Une menace existentielle pour l’Alliance
En attaquant économiquement ses alliés pour des gains territoriaux, Trump fragilise l’OTAN. L’article 5 garantit la défense mutuelle, mais comment fonctionne-t-il quand la menace vient du leader de l’alliance ? Cette crise interne pourrait s’avérer plus destructrice pour l’OTAN que n’importe quelle action russe.
Les délégations américaines tentent de calmer le jeu
Le chaos règne aussi à Washington. Une délégation bipartite du Congrès américain était justement à Copenhague pour rassurer les alliés. Le sénateur Chris Coons tentait de désamorcer la tension quand Trump a lancé son tweet.

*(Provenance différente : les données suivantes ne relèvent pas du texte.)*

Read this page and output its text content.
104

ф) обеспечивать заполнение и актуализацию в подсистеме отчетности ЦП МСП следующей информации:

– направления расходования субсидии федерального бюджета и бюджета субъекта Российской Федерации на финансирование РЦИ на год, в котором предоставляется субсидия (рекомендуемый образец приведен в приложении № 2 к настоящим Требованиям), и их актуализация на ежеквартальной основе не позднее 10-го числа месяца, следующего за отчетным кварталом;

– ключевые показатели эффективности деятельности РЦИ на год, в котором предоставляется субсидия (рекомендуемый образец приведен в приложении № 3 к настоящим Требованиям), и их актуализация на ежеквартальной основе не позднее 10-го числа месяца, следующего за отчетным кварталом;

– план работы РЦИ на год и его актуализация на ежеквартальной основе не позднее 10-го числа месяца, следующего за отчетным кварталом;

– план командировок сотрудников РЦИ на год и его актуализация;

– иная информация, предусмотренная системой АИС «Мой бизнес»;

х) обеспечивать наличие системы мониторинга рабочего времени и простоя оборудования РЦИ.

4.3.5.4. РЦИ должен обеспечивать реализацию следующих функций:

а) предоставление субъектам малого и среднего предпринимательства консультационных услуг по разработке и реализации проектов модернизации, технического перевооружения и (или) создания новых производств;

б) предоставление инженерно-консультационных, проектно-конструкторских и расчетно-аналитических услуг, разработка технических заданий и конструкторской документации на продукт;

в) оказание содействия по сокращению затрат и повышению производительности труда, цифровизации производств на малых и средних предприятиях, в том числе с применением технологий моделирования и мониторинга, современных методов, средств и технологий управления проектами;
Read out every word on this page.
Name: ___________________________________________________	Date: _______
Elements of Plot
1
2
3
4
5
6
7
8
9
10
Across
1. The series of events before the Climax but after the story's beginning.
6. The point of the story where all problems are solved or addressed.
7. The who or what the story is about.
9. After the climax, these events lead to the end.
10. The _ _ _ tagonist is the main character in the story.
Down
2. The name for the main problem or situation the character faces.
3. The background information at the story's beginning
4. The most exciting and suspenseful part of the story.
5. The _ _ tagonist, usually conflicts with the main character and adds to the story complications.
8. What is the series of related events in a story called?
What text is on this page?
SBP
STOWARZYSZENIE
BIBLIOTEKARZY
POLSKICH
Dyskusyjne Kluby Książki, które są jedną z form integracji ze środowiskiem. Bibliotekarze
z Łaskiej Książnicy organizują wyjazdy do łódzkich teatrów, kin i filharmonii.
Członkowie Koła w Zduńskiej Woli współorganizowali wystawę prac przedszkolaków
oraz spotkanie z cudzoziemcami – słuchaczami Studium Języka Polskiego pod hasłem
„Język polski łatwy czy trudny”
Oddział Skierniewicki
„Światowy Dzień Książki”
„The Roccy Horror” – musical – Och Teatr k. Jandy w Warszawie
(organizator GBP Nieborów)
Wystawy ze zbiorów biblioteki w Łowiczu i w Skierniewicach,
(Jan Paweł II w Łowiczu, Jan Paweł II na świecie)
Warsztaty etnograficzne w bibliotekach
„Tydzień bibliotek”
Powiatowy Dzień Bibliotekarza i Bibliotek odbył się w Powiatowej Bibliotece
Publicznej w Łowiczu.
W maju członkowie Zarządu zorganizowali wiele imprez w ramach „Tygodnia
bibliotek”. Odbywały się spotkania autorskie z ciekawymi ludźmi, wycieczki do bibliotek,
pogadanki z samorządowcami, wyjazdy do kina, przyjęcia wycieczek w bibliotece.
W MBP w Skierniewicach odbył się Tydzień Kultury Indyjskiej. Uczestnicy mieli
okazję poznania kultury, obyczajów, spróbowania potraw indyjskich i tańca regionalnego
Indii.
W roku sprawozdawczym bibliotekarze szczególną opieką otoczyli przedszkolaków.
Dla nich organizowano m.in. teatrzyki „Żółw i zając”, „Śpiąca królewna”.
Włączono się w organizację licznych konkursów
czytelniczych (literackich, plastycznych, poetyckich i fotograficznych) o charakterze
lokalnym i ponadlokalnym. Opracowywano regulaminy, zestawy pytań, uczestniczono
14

Cette cacophonie diplomatique montre une fracture nette entre la Maison Blanche et le pouvoir législatif américain sur la question arctique.
Synthèse : Le Groenland et Trump au cœur d’une tempête mondiale
Ce samedi 17 janvier 2026 marque un point de rupture historique.
- L’Ultimatum : Vendre le Groenland ou subir 25 % de taxes au 1er juin.
- Les Cibles : 8 nations alliées, dont la France, l’Allemagne et le Royaume-Uni.
- La Raison : Trump invoque la sécurité nationale et la concurrence avec la Chine.
- La Réaction : Protests à Nuuk et refus catégorique des Européens de vendre.
Donald Trump parie que la pression économique fera plier l’Europe sur ses principes de souveraineté. C’est un jeu de poker à haut risque où l’unité occidentale est la mise principale.
FAQ : Comprendre la crise du Groenland et Trump
Pourquoi Trump veut-il absolument acheter le Groenland ?
Il cite des raisons de sécurité nationale (missiles), la richesse en minerais rares et la position stratégique face à la Russie et la Chine. Il le voit aussi comme un héritage présidentiel majeur.
Le Danemark peut-il vendre le Groenland ?
Non. Le Groenland est un territoire autonome. Sa population a le droit à l’autodétermination. Vendre l’île et ses habitants serait contraire au droit international et aux valeurs démocratiques.
Quels produits seront touchés par les tarifs ?
La taxe de 10 % (puis 25 %) s’appliquera à « tous les biens » exportés vers les États-Unis par les 8 pays visés. Cela inclut les voitures allemandes, le luxe français, les produits pharmaceutiques danois, etc.
Comment réagit l’OTAN ?
L’alliance est sous choc. Tous les pays visés sont membres de l’OTAN. Cette agression économique interne menace la cohésion de l’organisation face aux menaces extérieures.
Ce dossier rapporte des déclarations politiques et des événements diplomatiques en cours. Il ne constitue pas un conseil économique ou financier. Les relations internationales sont sujettes à des changements rapides.